As parents, we're all living with some level of sleep deprivation. But while it's one thing for adults whose responsibilities or lifestyle choices may cut into their sleep time, our growing children should be held to a different standard. Good health depends on adequate sleep and it is recommended that preschool-aged children get 11-12 hours of sleep every day, school-aged children sleep at least 10 hours, and teenagers get about 9-10 hours of shut-eye. Is your child getting the right amount?
With the busy lifestyles that our kids lead today, this is not always easy to do. We are willing to compromise quality sleep in order to get more done, and the consequences can come back to haunt us and our children. While the effects might not be immediately apparent, they can be cumulative, and in some cases serious. Sleep affects our kids' lives, both now and down the road.
Emotional well-being — Lack of sleep can make kids feel sad or depressed, leading to mood swings, depression, risk-taking behavior, and in some cases, an increased risk for suicide.
Brain function — Studies have shown proper sleep improves learning and problem-solving skills. Sleep is also important for focus and creativity.
Body weight — Sleep deficiency has been linked to an increased risk for obesity because of hormone imbalances that affect appetite, digestion, and the breakdown of sugar.
Heart health — Because our bodies repair heart and blood vessels during rest, sleep deprivation has been linked to heart disease, high blood pressure, and stroke.
Coordination — The interaction of our various moving body parts requires a sharp mind. Any parent who has driven while tired knows this all too well.
Social interaction — Lack of sleep can lead to problems with moodiness, anger and impulse control, all of which affect interacting with our peers.
Athletic performance — Kids need to be well-rested and mentality sharp to do well in sports, all of which depend on a good night's sleep.

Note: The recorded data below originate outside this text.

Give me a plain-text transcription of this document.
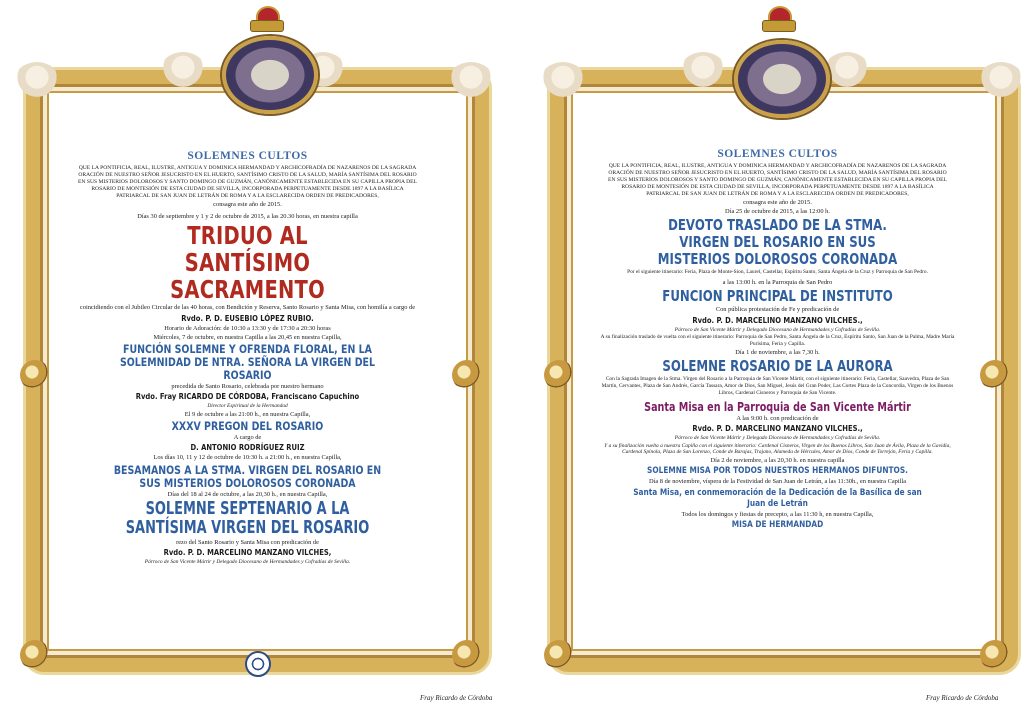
SOLEMNES CULTOS
QUE LA PONTIFICIA, REAL, ILUSTRE, ANTIGUA Y DOMINICA HERMANDAD Y ARCHICOFRADÍA DE NAZARENOS DE LA SAGRADA ORACIÓN DE NUESTRO SEÑOR JESUCRISTO EN EL HUERTO, SANTÍSIMO CRISTO DE LA SALUD, MARÍA SANTÍSIMA DEL ROSARIO EN SUS MISTERIOS DOLOROSOS Y SANTO DOMINGO DE GUZMÁN, CANÓNICAMENTE ESTABLECIDA EN SU CAPILLA PROPIA DEL ROSARIO DE MONTESIÓN DE ESTA CIUDAD DE SEVILLA, INCORPORADA PERPETUAMENTE DESDE 1897 A LA BASÍLICA PATRIARCAL DE SAN JUAN DE LETRÁN DE ROMA Y A LA ESCLARECIDA ORDEN DE PREDICADORES,
consagra este año de 2015.
Días 30 de septiembre y 1 y 2 de octubre de 2015, a las 20.30 horas, en nuestra capilla
TRIDUO AL
SANTÍSIMO SACRAMENTO
coincidiendo con el Jubileo Circular de las 40 horas, con Bendición y Reserva, Santo Rosario y Santa Misa, con homilía a cargo de
Rvdo. P. D. EUSEBIO LÓPEZ RUBIO.
Horario de Adoración: de 10:30 a 13:30 y de 17:30 a 20:30 horas
Miércoles, 7 de octubre, en nuestra Capilla a las 20,45 en nuestra Capilla,
FUNCIÓN SOLEMNE Y OFRENDA FLORAL, EN LA SOLEMNIDAD DE NTRA. SEÑORA LA VIRGEN DEL ROSARIO
precedida de Santo Rosario, celebrada por nuestro hermano
Rvdo. Fray RICARDO DE CÓRDOBA, Franciscano Capuchino
Director Espiritual de la Hermandad
El 9 de octubre a las 21:00 h., en nuestra Capilla,
XXXV PREGON DEL ROSARIO
A cargo de
D. ANTONIO RODRÍGUEZ RUIZ
Los días 10, 11 y 12 de octubre de 10:30 h. a 21:00 h., en nuestra Capilla,
BESAMANOS A LA STMA. VIRGEN DEL ROSARIO EN SUS MISTERIOS DOLOROSOS CORONADA
Días del 18 al 24 de octubre, a las 20,30 h., en nuestra Capilla,
SOLEMNE SEPTENARIO A LA
SANTÍSIMA VIRGEN DEL ROSARIO
rezo del Santo Rosario y Santa Misa con predicación de
Rvdo. P. D. MARCELINO MANZANO VILCHES,
Párroco de San Vicente Mártir y Delegado Diocesano de Hermandades y Cofradías de Sevilla.
Fray Ricardo de Córdoba
SOLEMNES CULTOS
QUE LA PONTIFICIA, REAL, ILUSTRE, ANTIGUA Y DOMINICA HERMANDAD Y ARCHICOFRADÍA DE NAZARENOS DE LA SAGRADA ORACIÓN DE NUESTRO SEÑOR JESUCRISTO EN EL HUERTO, SANTÍSIMO CRISTO DE LA SALUD, MARÍA SANTÍSIMA DEL ROSARIO EN SUS MISTERIOS DOLOROSOS Y SANTO DOMINGO DE GUZMÁN, CANÓNICAMENTE ESTABLECIDA EN SU CAPILLA PROPIA DEL ROSARIO DE MONTESIÓN DE ESTA CIUDAD DE SEVILLA, INCORPORADA PERPETUAMENTE DESDE 1897 A LA BASÍLICA PATRIARCAL DE SAN JUAN DE LETRÁN DE ROMA Y A LA ESCLARECIDA ORDEN DE PREDICADORES,
consagra este año de 2015.
Día 25 de octubre de 2015, a las 12:00 h.
DEVOTO TRASLADO DE LA STMA. VIRGEN DEL ROSARIO EN SUS MISTERIOS DOLOROSOS CORONADA
Por el siguiente itinerario: Feria, Plaza de Monte-Sion, Laurel, Castellar, Espíritu Santo, Santa Ángela de la Cruz y Parroquia de San Pedro.
a las 13:00 h. en la Parroquia de San Pedro
FUNCION PRINCIPAL DE INSTITUTO
Con pública protestación de Fe y predicación de
Rvdo. P. D. MARCELINO MANZANO VILCHES.,
Párroco de San Vicente Mártir y Delegado Diocesano de Hermandades y Cofradías de Sevilla.
A su finalización traslado de vuelta con el siguiente itinerario: Parroquia de San Pedro, Santa Ángela de la Cruz, Espíritu Santo, San Juan de la Palma, Madre María Purísima, Feria y Capilla.
Día 1 de noviembre, a las 7,30 h.
SOLEMNE ROSARIO DE LA AURORA
Con la Sagrada Imagen de la Stma. Virgen del Rosario a la Parroquia de San Vicente Mártir, con el siguiente itinerario: Feria, Castellar, Saavedra, Plaza de San Martín, Cervantes, Plaza de San Andrés, García Tassara, Amor de Dios, San Miguel, Jesús del Gran Poder, Las Cortes Plaza de la Concordia, Virgen de los Buenos Libros, Cardenal Cisneros y Parroquia de San Vicente.
Santa Misa en la Parroquia de San Vicente Mártir
A las 9:00 h. con predicación de
Rvdo. P. D. MARCELINO MANZANO VILCHES.,
Párroco de San Vicente Mártir y Delegado Diocesano de Hermandades y Cofradías de Sevilla.
Y a su finalización vuelta a nuestra Capilla con el siguiente itinerario: Cardenal Cisneros, Virgen de los Buenos Libros, San Juan de Ávila, Plaza de la Gavidia, Cardenal Spínola, Plaza de San Lorenzo, Conde de Barajas, Trajano, Alameda de Hércules, Amor de Dios, Conde de Torrejón, Feria y Capilla.
Día 2 de noviembre, a las 20,30 h. en nuestra capilla
SOLEMNE MISA POR TODOS NUESTROS HERMANOS DIFUNTOS.
Día 8 de noviembre, víspera de la Festividad de San Juan de Letrán, a las 11:30h., en nuestra Capilla
Santa Misa, en conmemoración de la Dedicación de la Basílica de san Juan de Letrán
Todos los domingos y fiestas de precepto, a las 11:30 h, en nuestra Capilla,
MISA DE HERMANDAD
Fray Ricardo de Córdoba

Decision-making — Decisions are made in an instant, calling for higher mental functioning, which in turn is dependent on a well-rested brain.
Attention span — As every parent knows, kids who are not well-rested have a difficult time focusing and sitting still, making things like learning and socialization difficult.
Memory — Our brains process and store information while we sleep while also creating new pathways, all contributing to memory.
Immunity — Our immune systems depend on getting enough rest, and sleep deficiency can make it more difficult for our body to fight off common infections.
Growth and development — During sleep, our body releases growth hormones while also repairing tissue and boosting muscle mass. It may also play a role in puberty.